Cover V08, I12


New Messages

Subject: Landmining the cracker's playing field
From: Daniel Pfeiffer (

I was sometimes on the verge of cancelling my subscription because of the lack of quality of some articles. The hoax about password-secured shell scripts some months back topped it all -- I hope no beginning sysadmin fell for that all too easily circumventable “security”. Focus on Linux got you back some sympathies, though it's not what all sysadmins need foremost. But now -- congratulations! - The September issue is neat, especially the part about landmining system commands. Since most of us don't have sources, the wrapper variant would have deserved a little more attention. Especially pointing out that hiding would be achieved by putting the originals into a directory with only the x-bits set, maybe even an unguessable subdir thereof. Calling it without letting on the uninitiated is tricky: If you call it by absolute path, that's visible in ps -f. If you tack it onto the front of $PATH, it would be visible in all commands that offer a shell escape. You shouldn't then allow calling a system call tracer (truss/strace), which would show the precise exec() call. Since many systems have readable executables, the name of the hidden directory should not be stored within a static string, but rather be constructed from single characters at run time.

Greetings Daniel,

I'm glad you enjoyed my article. Since your letter to the editor specifically mentioned my piece, the editor was kind enough to forward your message to me so that I could respond to you in person.

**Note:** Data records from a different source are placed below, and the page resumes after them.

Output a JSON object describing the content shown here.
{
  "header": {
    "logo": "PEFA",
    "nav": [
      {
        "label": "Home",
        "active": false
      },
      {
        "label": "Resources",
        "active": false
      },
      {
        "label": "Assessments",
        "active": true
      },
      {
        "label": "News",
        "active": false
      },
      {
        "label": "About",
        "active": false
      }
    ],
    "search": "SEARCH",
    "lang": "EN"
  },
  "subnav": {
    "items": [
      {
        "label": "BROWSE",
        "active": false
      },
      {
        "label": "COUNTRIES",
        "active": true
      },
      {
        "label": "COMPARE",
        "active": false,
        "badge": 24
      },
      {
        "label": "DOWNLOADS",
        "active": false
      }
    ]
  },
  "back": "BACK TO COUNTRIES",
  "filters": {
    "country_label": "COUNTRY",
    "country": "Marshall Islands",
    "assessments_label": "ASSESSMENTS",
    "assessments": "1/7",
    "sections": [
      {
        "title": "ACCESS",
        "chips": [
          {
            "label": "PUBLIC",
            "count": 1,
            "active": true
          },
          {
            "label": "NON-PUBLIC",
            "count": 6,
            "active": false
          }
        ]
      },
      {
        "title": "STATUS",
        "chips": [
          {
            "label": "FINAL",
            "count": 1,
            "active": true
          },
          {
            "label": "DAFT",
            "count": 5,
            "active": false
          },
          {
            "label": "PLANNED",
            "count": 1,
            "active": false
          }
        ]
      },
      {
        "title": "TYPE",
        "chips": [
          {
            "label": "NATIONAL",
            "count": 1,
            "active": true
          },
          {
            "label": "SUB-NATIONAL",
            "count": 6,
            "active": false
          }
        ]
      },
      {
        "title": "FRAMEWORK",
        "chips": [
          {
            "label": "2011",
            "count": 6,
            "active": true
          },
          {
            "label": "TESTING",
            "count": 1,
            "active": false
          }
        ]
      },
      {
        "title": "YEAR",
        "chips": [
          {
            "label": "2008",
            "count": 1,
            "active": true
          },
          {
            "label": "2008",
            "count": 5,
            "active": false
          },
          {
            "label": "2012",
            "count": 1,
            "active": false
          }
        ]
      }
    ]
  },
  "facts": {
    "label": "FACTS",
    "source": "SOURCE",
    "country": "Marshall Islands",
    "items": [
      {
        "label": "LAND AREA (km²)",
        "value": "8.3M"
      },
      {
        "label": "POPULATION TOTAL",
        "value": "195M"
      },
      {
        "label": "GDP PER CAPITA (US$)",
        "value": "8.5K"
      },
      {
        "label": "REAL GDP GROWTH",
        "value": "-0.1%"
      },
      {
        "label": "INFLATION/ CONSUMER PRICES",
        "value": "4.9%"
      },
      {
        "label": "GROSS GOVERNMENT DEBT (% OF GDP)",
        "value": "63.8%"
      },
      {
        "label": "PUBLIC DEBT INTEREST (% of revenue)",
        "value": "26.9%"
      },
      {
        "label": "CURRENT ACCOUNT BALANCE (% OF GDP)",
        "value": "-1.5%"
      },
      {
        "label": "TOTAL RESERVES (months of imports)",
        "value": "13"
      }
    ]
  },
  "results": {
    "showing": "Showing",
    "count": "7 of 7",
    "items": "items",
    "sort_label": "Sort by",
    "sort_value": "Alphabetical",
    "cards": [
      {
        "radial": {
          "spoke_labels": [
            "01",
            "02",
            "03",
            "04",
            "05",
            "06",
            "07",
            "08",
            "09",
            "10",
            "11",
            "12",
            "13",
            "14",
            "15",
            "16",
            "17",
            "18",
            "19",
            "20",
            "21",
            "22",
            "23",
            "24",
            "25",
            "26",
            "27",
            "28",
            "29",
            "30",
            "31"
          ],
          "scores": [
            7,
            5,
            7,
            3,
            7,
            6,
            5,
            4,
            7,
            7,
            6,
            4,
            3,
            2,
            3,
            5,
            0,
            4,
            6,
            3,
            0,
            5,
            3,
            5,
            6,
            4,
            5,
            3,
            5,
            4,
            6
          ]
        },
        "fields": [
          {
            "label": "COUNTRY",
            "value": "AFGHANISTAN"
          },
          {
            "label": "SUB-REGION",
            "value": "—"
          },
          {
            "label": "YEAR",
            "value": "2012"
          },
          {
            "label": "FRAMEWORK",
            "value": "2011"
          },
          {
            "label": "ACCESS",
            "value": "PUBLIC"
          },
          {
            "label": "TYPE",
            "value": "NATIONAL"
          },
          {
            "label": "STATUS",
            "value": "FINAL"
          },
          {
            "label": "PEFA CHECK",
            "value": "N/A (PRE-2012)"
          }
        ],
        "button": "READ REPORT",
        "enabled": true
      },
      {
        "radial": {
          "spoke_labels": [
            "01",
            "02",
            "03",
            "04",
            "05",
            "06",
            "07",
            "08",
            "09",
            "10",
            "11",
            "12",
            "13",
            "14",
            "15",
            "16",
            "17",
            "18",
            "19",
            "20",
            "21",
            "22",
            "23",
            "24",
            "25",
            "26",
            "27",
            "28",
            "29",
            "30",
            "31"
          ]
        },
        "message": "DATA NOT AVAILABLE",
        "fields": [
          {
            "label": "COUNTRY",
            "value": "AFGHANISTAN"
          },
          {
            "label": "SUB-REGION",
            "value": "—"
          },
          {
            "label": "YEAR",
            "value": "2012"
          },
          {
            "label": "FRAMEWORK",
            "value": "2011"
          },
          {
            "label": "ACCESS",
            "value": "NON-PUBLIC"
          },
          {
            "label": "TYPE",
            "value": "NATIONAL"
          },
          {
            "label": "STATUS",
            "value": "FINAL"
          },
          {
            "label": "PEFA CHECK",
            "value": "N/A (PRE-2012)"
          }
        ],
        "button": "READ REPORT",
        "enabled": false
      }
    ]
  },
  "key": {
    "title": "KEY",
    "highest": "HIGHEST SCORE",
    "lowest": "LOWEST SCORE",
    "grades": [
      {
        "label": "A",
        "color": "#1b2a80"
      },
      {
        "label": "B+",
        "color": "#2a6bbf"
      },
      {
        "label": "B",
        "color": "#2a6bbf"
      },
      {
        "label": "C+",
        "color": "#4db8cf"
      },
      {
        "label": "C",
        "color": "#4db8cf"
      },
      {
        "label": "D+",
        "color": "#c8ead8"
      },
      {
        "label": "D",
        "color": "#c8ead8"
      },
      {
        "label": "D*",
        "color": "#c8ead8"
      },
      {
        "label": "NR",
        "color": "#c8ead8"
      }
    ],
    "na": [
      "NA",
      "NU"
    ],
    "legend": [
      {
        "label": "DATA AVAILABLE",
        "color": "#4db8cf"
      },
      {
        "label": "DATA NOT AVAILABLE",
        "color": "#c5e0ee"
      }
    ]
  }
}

Let me first say that systems administrators without source code or a more in-depth knowledge of programming do indeed have it harder when it comes to this sort of booby-trapping, but I think that can be said of pretty much anything related to computer security. My article certainly did not cover a comprehensive security plan, and was far, far from describing all that I would do to harden an exposed critical system. There's a very long checklist to go through when hardening a system: redoing all of the system permissions, proper logging, setting up constant monitoring programs, and removing all nonessential binaries, directories, files, and configuration entries, to name a very few. In my opinion, when a systems administrator finishes hardening an exposed system, it should look very little like what came off the install media. My article was meant to target a very specific instance: how to catch crackers when your properly hardened system has already been compromised. I think that most of your concerns deal more with the hardening process than the landmining one, but I'll address your points individually.

When the intruder already has privileged access on the target machine, hiding things in directories with only the execute bit set doesn't achieve a great deal. In fact, setting up a ‘‘hidden'' directory might attract more attention if the rest of the system is not set up the same way. I do, however, strongly suggest removing read/write bits on as many things as possible on the system (including most executable programs) as part of the initial hardening process before the machine hits the network.

Your concerns about how to call the ‘‘good'' binary are well warranted if you've put them in a secret directory somewhere. In the scenario I was envisioning, I'm not sure the problems you describe would exist, though. When I spoke of hiding the ‘‘good'' binary, I was thinking that things are better hidden in plain sight. For example, if you wrap ps, rename the real ps to some other unused system binary that you've already removed, like telnet. The problems you mention with the path showing up somewhere in a ps listing (again, a good program to landmine anyway, and then you've been warned when the cracker runs it) aren't as much of an issue if you're hiding the‘‘good'' binary where another binary would commonly be.

In any case, if the systems administrator is passing arguments to a program, it's more likely to be spotted, no matter what it's called. If a cracker is sitting on the target machine watching, and the systems administrator runs anything with the flags ef or auxww, then the cracker has most likely spotted the ‘‘good'' ps. But then how was the cracker watching undetected in the first place, unless she brought along her own precompiled binaries? If the cracker is toting along precompiled binaries specifically for the target platform, the systems administrator is already in a lot of trouble, anyway.

As far as tracing kernel streams and otherwise disecting system calls and strings within binaries (trace, strace, truss, strings, and others), this again falls into the category of removal during the hardening phase or possibly landmining. Why leave tools lying around for the crackers to use against the systems administrator? If the need should arise for the systems administrator to use one of these tools, s/he could simply transport it over from another machine or some form of read only removable media (preferred).

Thanks for reading and bringing up your points so that I could clarify some things outside of the scope of the article. I hope I've adequately addressed your issues and answered your questions.

Amy Rich

Subject: Maintaining Patch Levels with Open Source BSDs
From: Pedro A M Vazquez <>


Very good article about CVS and CVSup. I'd just like to add that in our organization we keep two servers, one for 2.2.8-stable and the other for 3.2-stable. Each night they sync via cvsup with one of the cvsup servers, do a make buildworld, scan /sys/compile, and build a dozen kernels.

Each time we want to update some of our machines, we just NFS mount /usr/src and /usr/obj from the appropriate server and do a make installworld, cd /sys/compile/THISMACHINEKERNEL make install and reboot. This way we can make our updates fast even on old and slow 486 we use for DNS, dialup, etc. As an example, on Friday I upgraded our comp chem lab (12 workstations) in ~1 hour from 3.2-RELEASE to 3.3-RC. The users in the room stopped their work just for the reboot of the new kernel.